A low-cost method of CEF investing: Like other types of funds, CEFs carry expense ratios and trading costs. Aggregating these into a portfolio of CEFs does not eliminate any costs and actually adds the cost of running the ETF. As an investor, PCEF needs to pay the underlying funds’ expense ratios, which it passes on to its own investors. The aggregate expense ratio for the underlying funds is now about 130 basis points. On top of this, PCEF adds another 50 basis points for its own efforts managing the portfolio, which brings PCEF’s total expense ratio to roughly 180 basis points. PCEF investors also pay for trading that comes about with the quarterly index rebalancing. Still, a 50-basis-point expense ratio seems reasonable for this ETF, and investors who invest directly in the funds would incur the underlying expenses anyway.
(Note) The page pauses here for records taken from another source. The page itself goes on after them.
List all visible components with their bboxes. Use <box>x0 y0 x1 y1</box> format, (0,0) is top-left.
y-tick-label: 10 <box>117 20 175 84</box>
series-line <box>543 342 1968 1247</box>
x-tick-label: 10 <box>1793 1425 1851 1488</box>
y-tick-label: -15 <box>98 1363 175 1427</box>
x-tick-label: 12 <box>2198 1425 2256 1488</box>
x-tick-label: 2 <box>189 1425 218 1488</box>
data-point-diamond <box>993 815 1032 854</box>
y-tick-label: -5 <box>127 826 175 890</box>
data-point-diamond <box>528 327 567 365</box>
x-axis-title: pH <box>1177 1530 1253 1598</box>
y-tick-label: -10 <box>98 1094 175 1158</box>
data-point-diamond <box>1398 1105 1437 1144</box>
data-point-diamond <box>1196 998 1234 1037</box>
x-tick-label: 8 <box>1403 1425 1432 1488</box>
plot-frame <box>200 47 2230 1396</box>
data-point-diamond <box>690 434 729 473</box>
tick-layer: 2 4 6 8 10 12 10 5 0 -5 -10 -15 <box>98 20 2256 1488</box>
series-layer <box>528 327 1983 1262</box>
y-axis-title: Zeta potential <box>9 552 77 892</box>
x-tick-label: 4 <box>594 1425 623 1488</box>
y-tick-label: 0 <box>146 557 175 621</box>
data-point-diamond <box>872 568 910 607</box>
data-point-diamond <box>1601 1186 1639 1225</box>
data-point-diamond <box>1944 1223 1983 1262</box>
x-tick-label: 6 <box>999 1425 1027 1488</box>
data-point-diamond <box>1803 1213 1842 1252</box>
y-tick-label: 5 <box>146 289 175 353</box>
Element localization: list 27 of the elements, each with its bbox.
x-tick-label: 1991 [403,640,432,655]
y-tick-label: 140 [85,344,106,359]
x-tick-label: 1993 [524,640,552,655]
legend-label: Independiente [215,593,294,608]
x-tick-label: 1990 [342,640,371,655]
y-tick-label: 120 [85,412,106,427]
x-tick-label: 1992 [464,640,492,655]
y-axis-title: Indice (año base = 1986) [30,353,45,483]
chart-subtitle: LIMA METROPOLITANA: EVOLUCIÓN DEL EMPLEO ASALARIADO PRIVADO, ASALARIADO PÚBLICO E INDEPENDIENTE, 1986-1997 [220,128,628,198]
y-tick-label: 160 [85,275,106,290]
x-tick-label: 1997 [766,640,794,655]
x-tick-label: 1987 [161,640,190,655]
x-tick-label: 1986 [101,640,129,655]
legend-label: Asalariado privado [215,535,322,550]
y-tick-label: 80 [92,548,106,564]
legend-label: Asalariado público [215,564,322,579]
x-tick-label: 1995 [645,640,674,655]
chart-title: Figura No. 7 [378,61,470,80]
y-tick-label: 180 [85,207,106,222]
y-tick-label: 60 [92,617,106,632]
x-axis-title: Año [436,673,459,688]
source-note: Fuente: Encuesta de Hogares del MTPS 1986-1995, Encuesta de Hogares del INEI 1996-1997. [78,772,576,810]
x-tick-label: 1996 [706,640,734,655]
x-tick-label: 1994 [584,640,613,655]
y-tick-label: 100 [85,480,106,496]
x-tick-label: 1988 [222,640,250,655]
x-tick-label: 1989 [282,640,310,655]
An easier way to meet tax obligations from CEF distributions: As with individual CEFs, investors should note that the underlying holdings of PCEF will make distributions that may consist of ordinary income, dividends, long- and short-term capital gains, and return of capital. These items will retain their tax characteristics and will be passed to PCEF investors via distributions. Come tax time, investors will still need to properly break down their distributions into the appropriate categories (and to alter their investment cost basis in the case of returns of capital) in order to correctly file their taxes.
Overall, we believe that this fund can capture the income-enhancing benefits of CEFs while eliminating many CEF nuances that confound prospective investors. Those weary of low-yielding bond and equity holdings may find PCEF a refreshing alternative.
Disclosure: Morningstar licenses its indexes to certain ETF and ETN providers, including Barclays Global Investors (( BGI )), First Trust, and ELEMENTS, for use in exchange-traded funds and notes. These ETFs and ETNs are not sponsored, issued, or sold by Morningstar. Morningstar does not make any representation regarding the advisability of investing in ETFs or ETNs that are based on Morningstar indexes.